Details: In addition to laying off people in its community group-buy unit Jingxi, JD is expanding the recently-launched layoffs to its core businesses, including JD Retail, JD Technology, JD Logistics, and JD’s international business department, Jiemian reported, citing several employees at the company.

  • JD plans to cut between 10% to 30% of the jobs, with cut rates varying by the departments, according to a widely-circulated internal spreadsheet revealed by local media
  • For example, JD Retail will face a 10% to 30% layoff in technology, business development, and platform operation positions, while the firm’s international business unit will be cut by 10% to 15%. 
  • The company’s community group buy service Jingxi remains the worst-hit unit. Some of the unit’s regional teams will let go of the entire team, such as the teams in Guangdong, Jiangxi, and Sichuan provinces.
  • The Jiemian report said that there are few opportunities for internal transfers since the layoff affects the whole company.
  • The company declined to comment on the layoff news when contacted this Monday.

Context: On March 11, JD posted a RMB 5.2 billion ($0.8 billion) net loss for the fourth quarter of last year and reported its weakest revenue growth in six quarters.

  • Slowed economic growth, fierce competition, and trade tensions are weighing down the revenue growth of China’s e-commerce giants.
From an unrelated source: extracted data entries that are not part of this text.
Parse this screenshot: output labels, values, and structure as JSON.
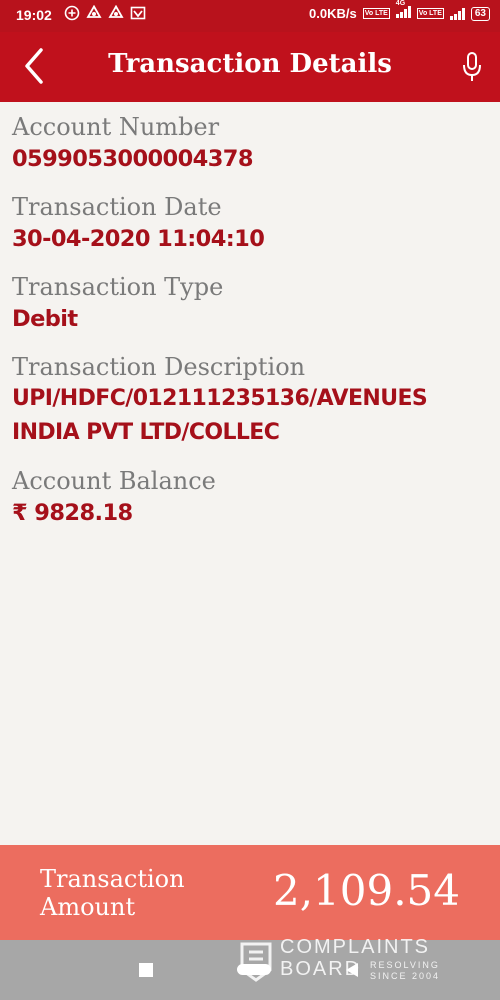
{
  "status_bar": {
    "time": "19:02",
    "net_speed": "0.0KB/s",
    "volte1": "Vo LTE",
    "network_type": "4G",
    "volte2": "Vo LTE",
    "battery": "63"
  },
  "header": {
    "title": "Transaction Details",
    "back_icon": "chevron-left-icon",
    "mic_icon": "microphone-icon"
  },
  "details": {
    "account_number_label": "Account Number",
    "account_number": "0599053000004378",
    "date_label": "Transaction Date",
    "date": "30-04-2020 11:04:10",
    "type_label": "Transaction Type",
    "type": "Debit",
    "description_label": "Transaction Description",
    "description_line1": "UPI/HDFC/012111235136/AVENUES",
    "description_line2": "INDIA PVT LTD/COLLEC",
    "balance_label": "Account Balance",
    "balance": "₹ 9828.18"
  },
  "amount": {
    "label": "Transaction Amount",
    "value": "2,109.54"
  },
  "watermark": {
    "line1": "COMPLAINTS",
    "line2": "BOARD",
    "tagline": "RESOLVING SINCE 2004"
  },
  "colors": {
    "header_bg": "#c0111c",
    "value_text": "#a5101a",
    "amount_bar": "#ec6d5f"
  }
}
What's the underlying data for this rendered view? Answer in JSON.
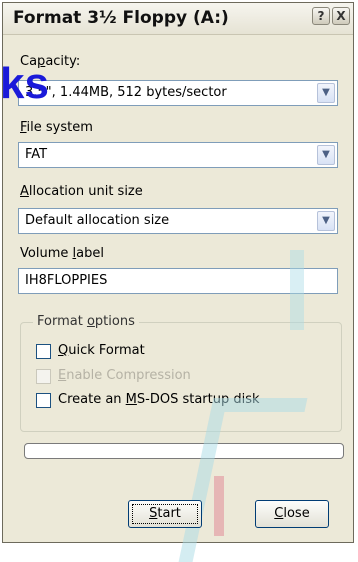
{
  "window": {
    "title": "Format 3½ Floppy (A:)"
  },
  "titlebar_buttons": {
    "help": "?",
    "close": "X"
  },
  "capacity": {
    "label_pre": "Ca",
    "label_u": "p",
    "label_post": "acity:",
    "value": "3.5\", 1.44MB, 512 bytes/sector"
  },
  "filesystem": {
    "label_u": "F",
    "label_post": "ile system",
    "value": "FAT"
  },
  "allocation": {
    "label_u": "A",
    "label_post": "llocation unit size",
    "value": "Default allocation size"
  },
  "volume": {
    "label_pre": "Volume ",
    "label_u": "l",
    "label_post": "abel",
    "value": "IH8FLOPPIES"
  },
  "format_options": {
    "legend_pre": "Format ",
    "legend_u": "o",
    "legend_post": "ptions",
    "quick_u": "Q",
    "quick_post": "uick Format",
    "compress_u": "E",
    "compress_post": "nable Compression",
    "msdos_pre": "Create an ",
    "msdos_u": "M",
    "msdos_post": "S-DOS startup disk"
  },
  "buttons": {
    "start_u": "S",
    "start_post": "tart",
    "close_u": "C",
    "close_post": "lose"
  },
  "overlay_text": "ks"
}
Alibaba and Pinduoduo recorded their slowest quarterly revenue growth in the fourth quarter of 2021 since their respective IPOs in 2014 and 2018.
  • In December, Tencent weakened its ties to JD by distributing around $16.4 billion worth of shares in the online retailer to its shareholders as interim dividends. Both companies said their partnerships won’t be affected, although Tencent’s shareholding in JD will be reduced from 17% to 2.3%.